Est-ce que vous utilisez toujours un pistolet ?


C’est presque toujours un pistolet, ou un couteau.


Donc vous avez déjà tué quelqu’un avec un couteau ?


Oui, plein de fois.


Comment on fait pour tuer avec un couteau ?


En visant la jugulaire, ou l’aorte.


C’est difficile pour vous de tuer des gens ?


C’est difficile les premières fois. On a le trac. Mais après, c’est comme pour tout, tu t’habitues.


Vous savez combien de personnes vous avez tuées ?

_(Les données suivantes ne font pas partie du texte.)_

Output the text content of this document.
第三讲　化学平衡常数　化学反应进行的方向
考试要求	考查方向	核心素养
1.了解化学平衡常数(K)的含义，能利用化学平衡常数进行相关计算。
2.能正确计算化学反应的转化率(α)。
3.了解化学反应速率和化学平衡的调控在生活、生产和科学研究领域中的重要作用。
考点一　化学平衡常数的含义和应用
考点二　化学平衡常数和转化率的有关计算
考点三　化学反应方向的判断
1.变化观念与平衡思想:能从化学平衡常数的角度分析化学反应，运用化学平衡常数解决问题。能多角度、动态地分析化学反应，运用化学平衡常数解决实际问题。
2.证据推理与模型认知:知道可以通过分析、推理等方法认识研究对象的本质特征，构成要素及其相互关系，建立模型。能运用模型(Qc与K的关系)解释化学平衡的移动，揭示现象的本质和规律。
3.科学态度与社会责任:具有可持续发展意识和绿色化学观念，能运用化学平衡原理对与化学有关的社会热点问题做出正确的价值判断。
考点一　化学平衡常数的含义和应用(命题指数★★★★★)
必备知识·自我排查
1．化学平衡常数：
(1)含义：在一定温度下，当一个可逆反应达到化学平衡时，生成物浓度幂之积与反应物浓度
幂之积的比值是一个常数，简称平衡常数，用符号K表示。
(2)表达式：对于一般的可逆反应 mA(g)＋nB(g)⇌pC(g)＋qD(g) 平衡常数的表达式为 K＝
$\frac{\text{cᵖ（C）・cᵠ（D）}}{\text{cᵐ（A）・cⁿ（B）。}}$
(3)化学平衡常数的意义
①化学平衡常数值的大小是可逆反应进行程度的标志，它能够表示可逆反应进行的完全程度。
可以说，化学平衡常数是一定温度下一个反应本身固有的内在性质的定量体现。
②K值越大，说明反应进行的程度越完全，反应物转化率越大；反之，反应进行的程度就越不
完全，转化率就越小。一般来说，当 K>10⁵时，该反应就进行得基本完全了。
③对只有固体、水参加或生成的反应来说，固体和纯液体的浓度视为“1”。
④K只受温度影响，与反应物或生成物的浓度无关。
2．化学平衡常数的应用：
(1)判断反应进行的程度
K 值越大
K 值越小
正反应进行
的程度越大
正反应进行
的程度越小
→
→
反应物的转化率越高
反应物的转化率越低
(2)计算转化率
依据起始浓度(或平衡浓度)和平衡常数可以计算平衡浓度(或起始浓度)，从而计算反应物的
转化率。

Je ne saurais pas te dire. Au début, je les comptais. Et puis j’ai arrêté de le faire, car j’en faisais des cauchemars.


Vous vous rappelez à partir de combien vous avez arrêté de compter ?


Environ 20, ou 21.


**Qu’est-ce que vous pensez des séries sur les narcotrafiquants ?


***Je ne sais pas. Pour moi, c’est une école pour ceux qui débutent, pour exécuter leurs missions. Il y a beaucoup de programmes qui s’inspirent de la vie réelle, mais ils ne reflètent jamais toute sa cruauté.

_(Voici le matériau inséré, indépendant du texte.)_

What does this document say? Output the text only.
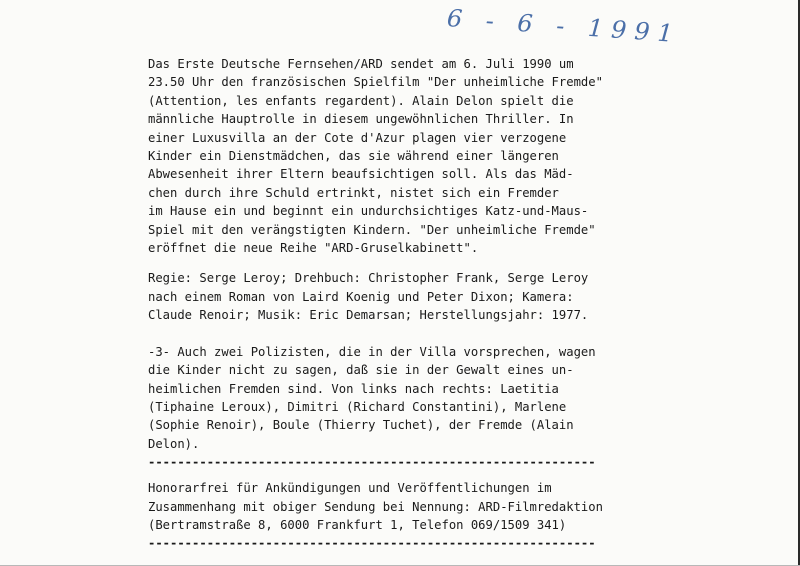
6 - 6 - 1991
Das Erste Deutsche Fernsehen/ARD sendet am 6. Juli 1990 um
23.50 Uhr den französischen Spielfilm "Der unheimliche Fremde"
(Attention, les enfants regardent). Alain Delon spielt die
männliche Hauptrolle in diesem ungewöhnlichen Thriller. In
einer Luxusvilla an der Cote d'Azur plagen vier verzogene
Kinder ein Dienstmädchen, das sie während einer längeren
Abwesenheit ihrer Eltern beaufsichtigen soll. Als das Mäd-
chen durch ihre Schuld ertrinkt, nistet sich ein Fremder
im Hause ein und beginnt ein undurchsichtiges Katz-und-Maus-
Spiel mit den verängstigten Kindern. "Der unheimliche Fremde"
eröffnet die neue Reihe "ARD-Gruselkabinett".
Regie: Serge Leroy; Drehbuch: Christopher Frank, Serge Leroy
nach einem Roman von Laird Koenig und Peter Dixon; Kamera:
Claude Renoir; Musik: Eric Demarsan; Herstellungsjahr: 1977.
-3- Auch zwei Polizisten, die in der Villa vorsprechen, wagen
die Kinder nicht zu sagen, daß sie in der Gewalt eines un-
heimlichen Fremden sind. Von links nach rechts: Laetitia
(Tiphaine Leroux), Dimitri (Richard Constantini), Marlene
(Sophie Renoir), Boule (Thierry Tuchet), der Fremde (Alain
Delon).
-------------------------------------------------------------
Honorarfrei für Ankündigungen und Veröffentlichungen im
Zusammenhang mit obiger Sendung bei Nennung: ARD-Filmredaktion
(Bertramstraße 8, 6000 Frankfurt 1, Telefon 069/1509 341)
-------------------------------------------------------------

**Combien de personnes tuez-vous par an, approximativement ?


En moyenne une ou deux par an.


**Combien de personnes vous avez tuées en 2019 ?


Deux, pas plus.


Vous avez tué quelqu’un en 2020 ?


Non, pas cette année. Ça commence à me manquer.

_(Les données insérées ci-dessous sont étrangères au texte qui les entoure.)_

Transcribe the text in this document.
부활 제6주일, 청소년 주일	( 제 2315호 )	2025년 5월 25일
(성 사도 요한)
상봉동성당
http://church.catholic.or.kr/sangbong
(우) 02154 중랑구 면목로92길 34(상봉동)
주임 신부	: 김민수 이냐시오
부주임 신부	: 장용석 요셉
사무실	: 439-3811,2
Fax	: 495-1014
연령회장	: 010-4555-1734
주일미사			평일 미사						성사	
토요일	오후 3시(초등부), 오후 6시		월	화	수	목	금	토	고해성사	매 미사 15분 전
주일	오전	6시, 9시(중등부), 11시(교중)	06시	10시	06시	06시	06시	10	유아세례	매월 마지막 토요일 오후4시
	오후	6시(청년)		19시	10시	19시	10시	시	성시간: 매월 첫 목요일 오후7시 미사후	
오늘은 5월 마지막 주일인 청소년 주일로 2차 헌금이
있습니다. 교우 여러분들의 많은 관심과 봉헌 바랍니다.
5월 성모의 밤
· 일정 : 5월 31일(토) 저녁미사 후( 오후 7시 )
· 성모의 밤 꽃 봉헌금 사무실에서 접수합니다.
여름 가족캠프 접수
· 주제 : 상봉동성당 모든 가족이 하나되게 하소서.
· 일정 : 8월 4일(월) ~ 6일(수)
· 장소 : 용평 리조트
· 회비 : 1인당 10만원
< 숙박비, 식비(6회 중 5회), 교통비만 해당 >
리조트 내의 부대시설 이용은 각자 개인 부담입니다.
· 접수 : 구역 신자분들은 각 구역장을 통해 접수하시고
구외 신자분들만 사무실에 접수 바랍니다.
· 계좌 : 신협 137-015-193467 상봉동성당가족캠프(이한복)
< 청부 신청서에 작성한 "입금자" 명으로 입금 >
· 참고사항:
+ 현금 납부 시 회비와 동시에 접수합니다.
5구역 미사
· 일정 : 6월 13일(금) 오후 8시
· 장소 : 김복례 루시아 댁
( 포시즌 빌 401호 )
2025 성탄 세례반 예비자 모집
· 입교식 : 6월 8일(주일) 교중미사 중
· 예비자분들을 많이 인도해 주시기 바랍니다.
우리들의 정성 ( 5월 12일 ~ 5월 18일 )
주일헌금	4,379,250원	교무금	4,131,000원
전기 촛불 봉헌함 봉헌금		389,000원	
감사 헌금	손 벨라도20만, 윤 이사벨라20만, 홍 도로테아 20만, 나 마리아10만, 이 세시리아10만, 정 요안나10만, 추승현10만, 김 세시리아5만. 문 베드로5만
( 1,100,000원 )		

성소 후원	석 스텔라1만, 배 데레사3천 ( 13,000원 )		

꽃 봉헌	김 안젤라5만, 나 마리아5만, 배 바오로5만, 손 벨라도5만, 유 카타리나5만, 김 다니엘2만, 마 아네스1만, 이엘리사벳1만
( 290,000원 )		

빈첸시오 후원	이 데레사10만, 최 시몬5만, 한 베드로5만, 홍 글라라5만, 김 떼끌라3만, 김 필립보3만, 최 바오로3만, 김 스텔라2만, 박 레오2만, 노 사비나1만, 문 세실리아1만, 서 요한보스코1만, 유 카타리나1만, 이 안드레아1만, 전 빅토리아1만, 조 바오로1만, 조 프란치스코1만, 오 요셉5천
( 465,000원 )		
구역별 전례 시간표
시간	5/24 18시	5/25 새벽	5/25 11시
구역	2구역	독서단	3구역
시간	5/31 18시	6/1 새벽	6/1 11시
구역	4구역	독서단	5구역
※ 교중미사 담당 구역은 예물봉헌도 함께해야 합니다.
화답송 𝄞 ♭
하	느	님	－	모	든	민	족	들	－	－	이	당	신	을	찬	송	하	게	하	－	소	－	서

Chapitre III – Le prix d’une vie


C’est quoi, le prix d’une vie humaine ?


Le paiement le plus bas que j’ai reçu, c’est 4.000 euros. La personne qui exécute le contrat avec le client a la possibilité de savoir combien elle va encaisser. On peut encaisser de 8.000 à 10.000 euros, mais pas moins de 4.000. Parce qu’il y a la commission de l’intermédiaire et ce qui doit me revenir.


Avez-vous déjà refusé un contrat ?


Oui.


Pour quelle raison ?


C’était un journaliste. Parce que ceux qui tuent les journalistes se font toujours prendre. Les civils, ça arrive souvent qu’ils marchent dans les rues et qu’on les tue. Si leurs proches veulent enquêter, ils ne peuvent rien faire. Mais quand il s’agit d’un journaliste, on retrouve toujours le tueur.


Mais à Mexico, beaucoup de journalistes se font tuer…


C’est vrai qu’ils paient beaucoup pour un journaliste : de 300.000 à 500.000 pesos.


Si, par exemple, quelqu’un vous demandait de me tuer pour ce prix-là, est-ce que vous le feriez ?


Non, parce qu’ils vont me retrouver de toute façon. J’ai pour principe de ne pas le faire parce qu’ils vont me retrouver et m’attraper. Donc je refuse.


Est-ce que vous avez déjà tué une femme ou un enfant ?


Non, de vrais hommes et des adultes.


Pourquoi ?


Non, les enfants, non. Ça m’est égal de tuer quelqu’un, mais je n’ai jamais tué une femme. J’en ai eu une en ligne de mire, mais je ne lui ai pas tiré dessus, je n’ai jamais tué de femme.


Chapitre IV – Le tueur et sa conscience


Comment arrivez- vous à vivre en sachant que vous avez tué autant de personnes ?


Je peux dire que je suis serein, parce que à l’armée, quand j’étais plus jeune, on m’a appris à obéir aux ordres. Donc je prends ça comme un ordre. Ce n’est pas moi qui ai décidé de tuer, mais la personne qui a commandité l’assassinat. J’ai l’esprit tranquille, parce que je n’ai pas pris la décision.


Vous vous habituez à la mort ?


Oui, comme pour tout. Comme tout ce qui est mal, non ? Ce n’est pas normal de devoir tuer des gens dans la rue, pour de l’argent. Mais souvent, on n’a pas d’autre choix. C’est quelque chose qui se fait petit à petit, parce qu’en vérité, je n’ai pas choisi cette voie. Les déceptions m’ont poussé à devenir la personne que je suis. Parfois, c’était le désespoir, le manque d’argent.


Est-ce que vous avez un autre métier et une famille ?


Je travaille dans une usine de meubles en tant que menuisier-machiniste. Et oui, j’ai une famille : j’ai une femme et un fils de 22 ans.


Est-ce que votre famille est au courant de ce que vous faites quand vous n’êtes pas au travail ?


Non, ils ne sont pas au courant. Personne de mon entourage le sait.


Est-ce que vous croyez en la vie après la mort ?


Oui, quelque chose comme ça. Je ne pense pas que tout s’arrête ici. Si tout s’arrête ou si on passe à une autre chose, je ne le sais pas... C'est plus ou moins l’idée.


Est-ce que vous pensez que vous irez dans une sorte de paradis ?


Ça se pourrait. Comme on dit, si nous sommes tous chrétiens, si Dieu nous pardonne tout et si je me repentis sincèrement avant de mourir, j’irai sûrement au paradis.


Vous n’avez aucun regret ?


Je n’ai aucun regret, ce qui est fait est fait.